“Each time we gather to inaugurate a President we bear witness to the enduring strength of our Constitution.”
That was Jan. 21. The speaker was President Obama. The scene was his second inaugural address at the U.S. Capitol.
Before the week was over, the U.S. Court of Appeals for the District of Columbia cast doubt Jan. 25 on the president’s view of that historic document, ruling he had violated the Constitution to give unions an unfair edge to manipulate the nation’s labor policies.
A three-judge panel unanimously agreed that the president had illegally appointed two pro-union nominees to the National Labor Relations Board while the U.S. Senate was still in session. Doing so allowed the labor advocates to be installed while avoiding examination by Congress.
Once the improperly seated nominees gained official power, they wasted no time handing down union-friendly decisions—219 in fact—one of which tilted against a family-owned beverage bottler and NFIB member, Noel Canning of Yakima, Washington.
NFIB joined in supporting Noel Canning’s challenge that the NLRB could not legally act since its members were not operating within the law.
As proscribed by the Constitution, a president can make appointments to agencies while the Senate is officially in recess, but that was not the case when the appointees’ names were slipped under the door. If upheld, the court’s ruling will call into question other decisions of this backdoor board as well.

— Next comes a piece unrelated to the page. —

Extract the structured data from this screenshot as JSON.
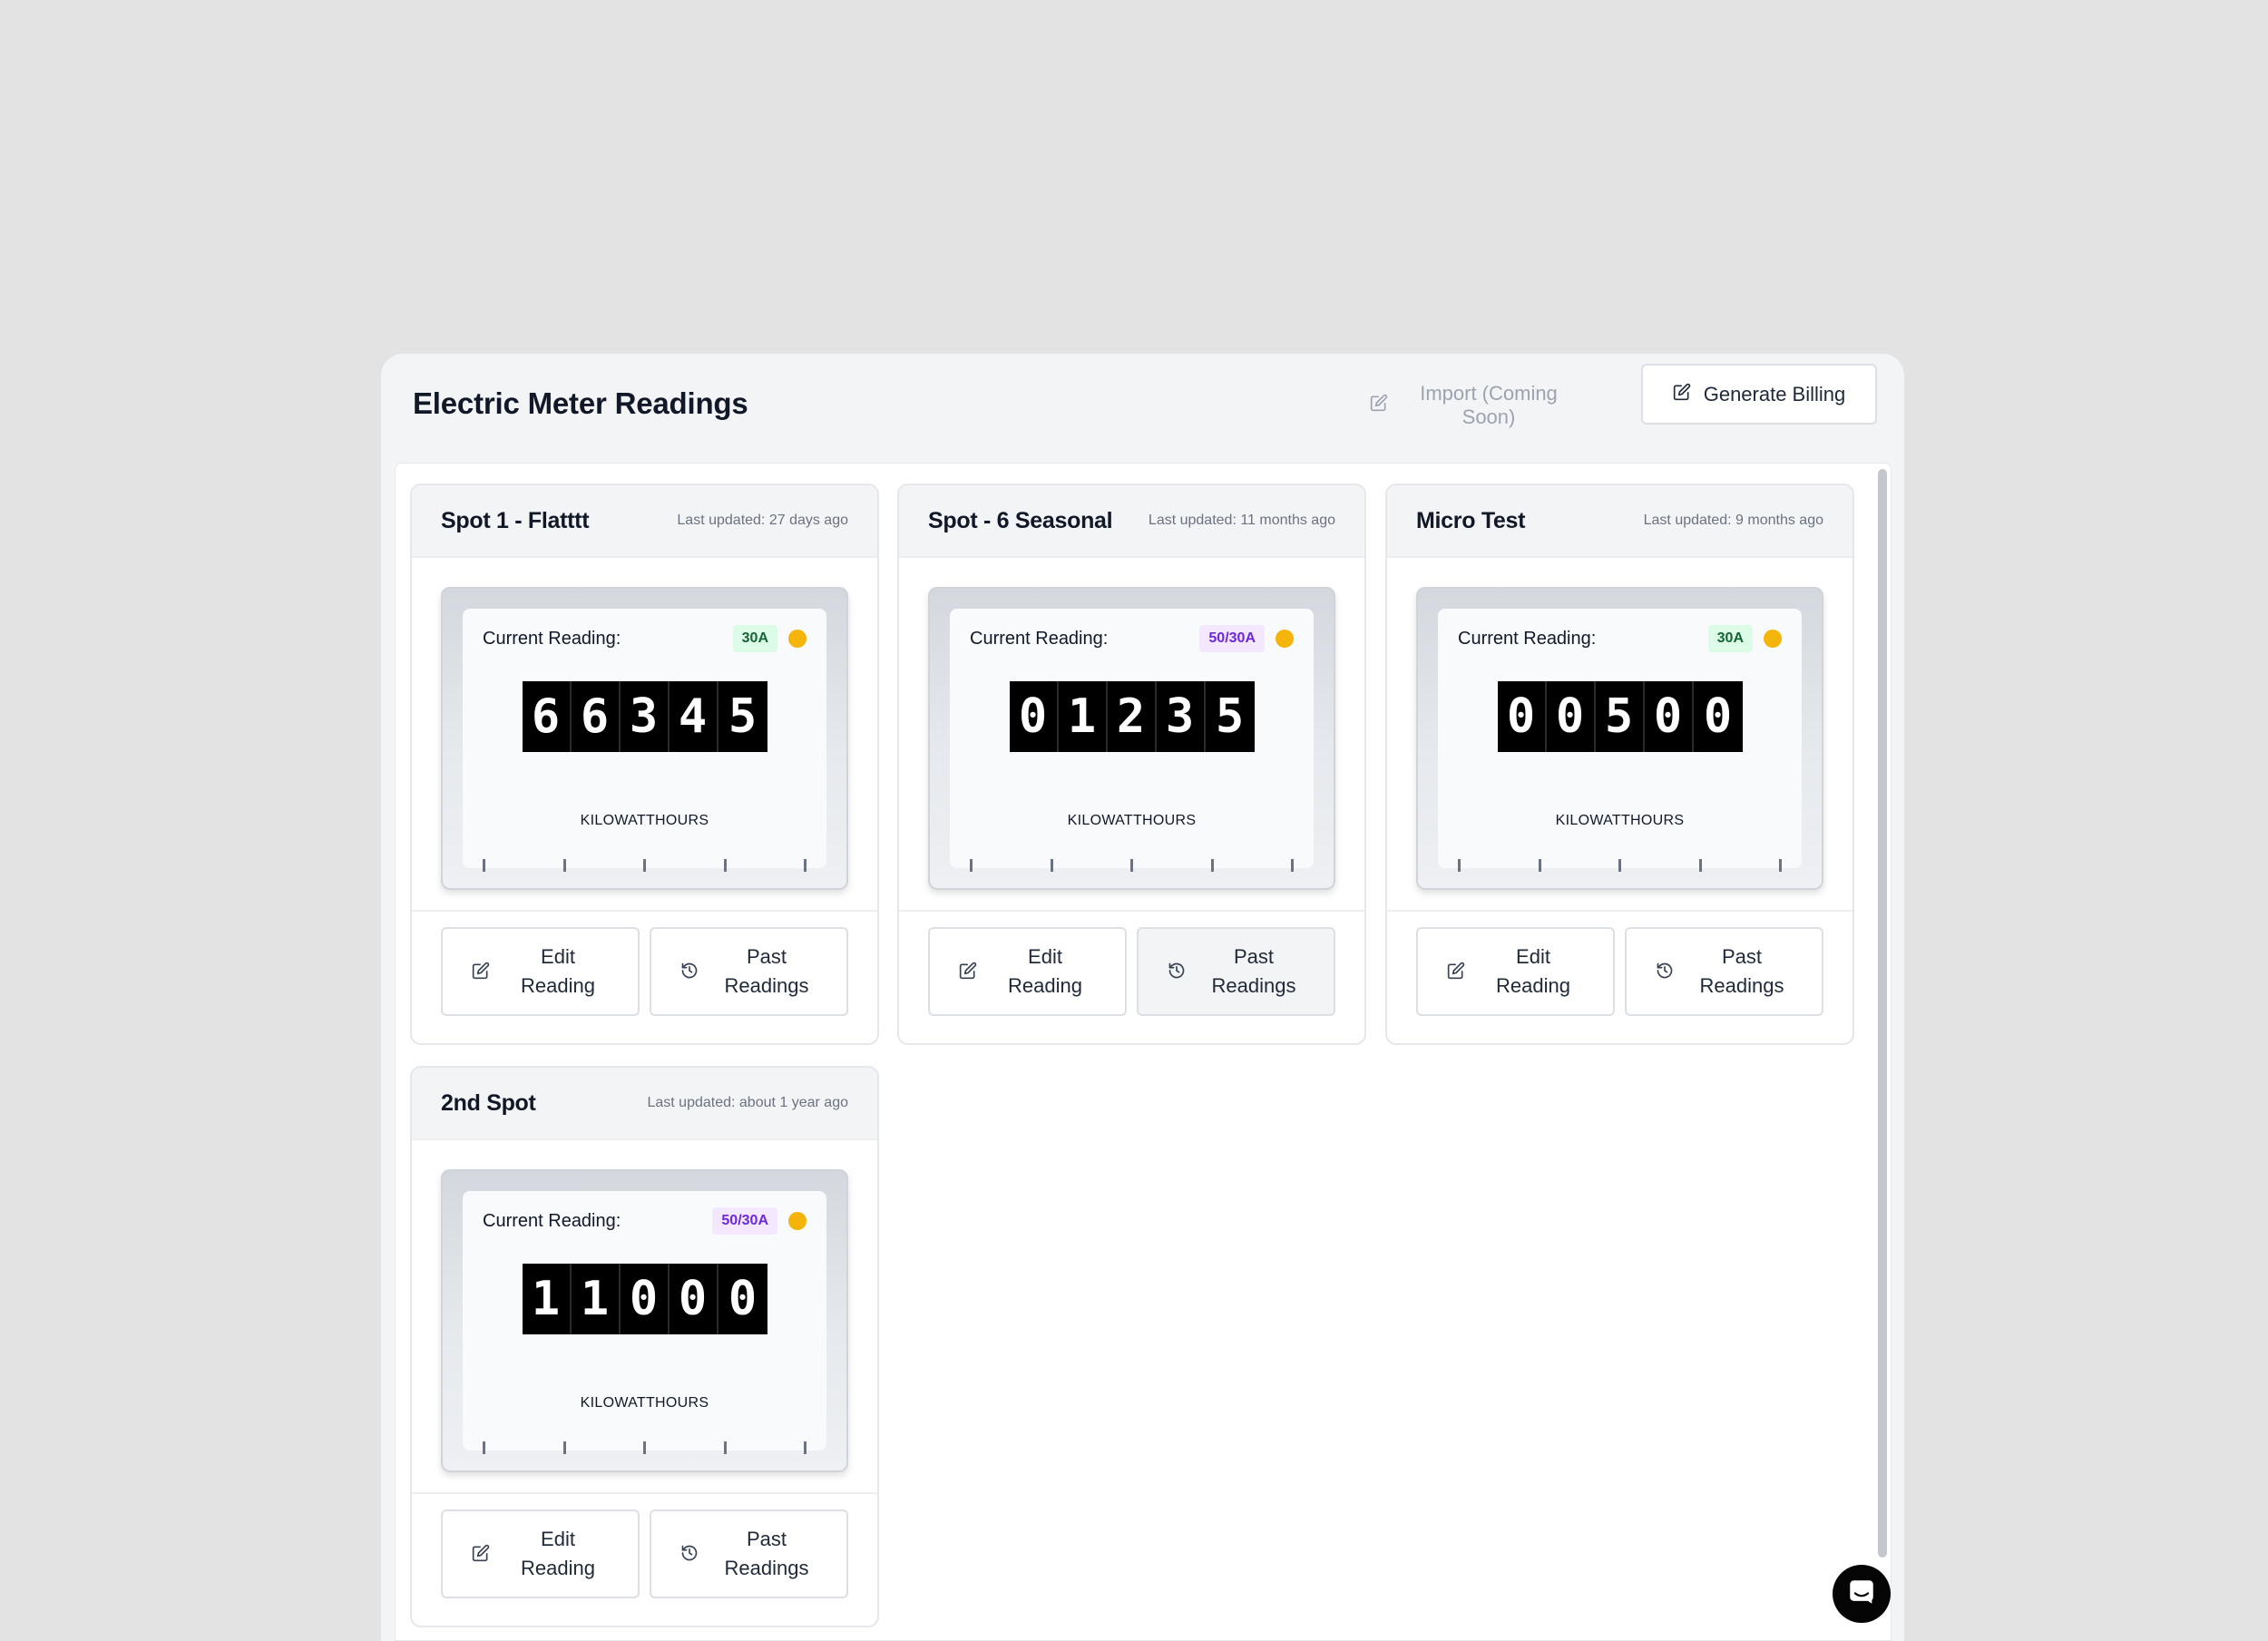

NLRB Chairman Mark Pearce, a former union lawyer whom the president had also seated using the recess tactic, rejected the ruling and defiantly promised to continue conducting business-as-usual.

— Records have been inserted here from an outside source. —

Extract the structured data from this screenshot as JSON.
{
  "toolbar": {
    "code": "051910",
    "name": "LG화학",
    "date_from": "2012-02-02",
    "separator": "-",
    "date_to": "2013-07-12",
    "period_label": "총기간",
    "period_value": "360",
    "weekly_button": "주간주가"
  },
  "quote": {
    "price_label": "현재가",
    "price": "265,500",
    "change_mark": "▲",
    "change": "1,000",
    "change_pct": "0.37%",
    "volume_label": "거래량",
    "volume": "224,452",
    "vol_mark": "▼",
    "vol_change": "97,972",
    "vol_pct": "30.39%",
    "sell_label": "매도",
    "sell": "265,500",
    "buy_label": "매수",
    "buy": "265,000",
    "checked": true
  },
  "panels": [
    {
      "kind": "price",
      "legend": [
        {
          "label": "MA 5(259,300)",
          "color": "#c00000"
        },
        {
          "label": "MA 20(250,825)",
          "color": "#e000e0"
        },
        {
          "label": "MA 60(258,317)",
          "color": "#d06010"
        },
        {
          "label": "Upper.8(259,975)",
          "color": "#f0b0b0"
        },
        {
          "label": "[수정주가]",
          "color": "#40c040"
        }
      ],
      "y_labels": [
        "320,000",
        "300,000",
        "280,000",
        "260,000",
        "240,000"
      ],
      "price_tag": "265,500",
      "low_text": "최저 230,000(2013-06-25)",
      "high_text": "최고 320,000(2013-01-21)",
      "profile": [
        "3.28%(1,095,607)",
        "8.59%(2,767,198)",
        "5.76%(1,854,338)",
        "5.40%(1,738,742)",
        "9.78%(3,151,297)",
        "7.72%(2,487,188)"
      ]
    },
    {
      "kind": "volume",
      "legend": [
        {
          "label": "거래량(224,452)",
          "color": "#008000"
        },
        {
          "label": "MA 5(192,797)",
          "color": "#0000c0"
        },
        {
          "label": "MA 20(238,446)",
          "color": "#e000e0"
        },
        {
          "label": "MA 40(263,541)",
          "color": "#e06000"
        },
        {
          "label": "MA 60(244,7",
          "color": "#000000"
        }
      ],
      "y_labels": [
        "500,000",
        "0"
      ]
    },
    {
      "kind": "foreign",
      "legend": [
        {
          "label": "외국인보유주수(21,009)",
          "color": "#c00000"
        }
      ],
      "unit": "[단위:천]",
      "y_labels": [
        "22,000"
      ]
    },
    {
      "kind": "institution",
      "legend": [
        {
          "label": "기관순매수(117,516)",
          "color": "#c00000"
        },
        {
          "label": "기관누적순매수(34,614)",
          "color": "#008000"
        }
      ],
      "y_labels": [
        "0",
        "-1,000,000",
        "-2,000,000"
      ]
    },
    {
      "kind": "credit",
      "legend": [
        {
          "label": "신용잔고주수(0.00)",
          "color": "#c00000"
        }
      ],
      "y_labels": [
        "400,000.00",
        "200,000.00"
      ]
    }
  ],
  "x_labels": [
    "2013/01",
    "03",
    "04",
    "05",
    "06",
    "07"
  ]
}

But the trick has also drawn the ire of lawmakers. Ranking Senate Health, Education, Labor and Pensions Committee member Lamar Alexander of Tennessee charged: “These actions fly in the face of the principle of separation of powers, and the very concept of checks and balances against an imperial president.”
NFIB expects the U.S. Supreme Court will weigh in on this ruling and if so, we will continue our fight to bring fairness and equal justice for small firms back to the NLRB.
This is not the first time NFIB has had to intervene to rein in this wayward agency. Not long ago, the NLRB issued an infamous poster rule to force small businesses to display pro-union information posters in worksites, clearly a ploy designed to encourage unionization. We filed a lawsuit to overturn this poster rule in federal appeals court and are hopeful of a favorable decision soon.
In this time of global uncertainty, economic weakness and unchecked government growth, it is disturbing that the president chooses legal chicanery such as recess appointments, regulatory sleights-of-hand and unfunded mandates to execute his unworkable policies.
Leadership that promotes and energizes small-business growth and job creation can bring about America’s economic recovery. But such leadership must be rooted in respect for the enduring strength of our Constitution and faith in the spirit of free enterprise. These ideals seem sorely missing in this administration.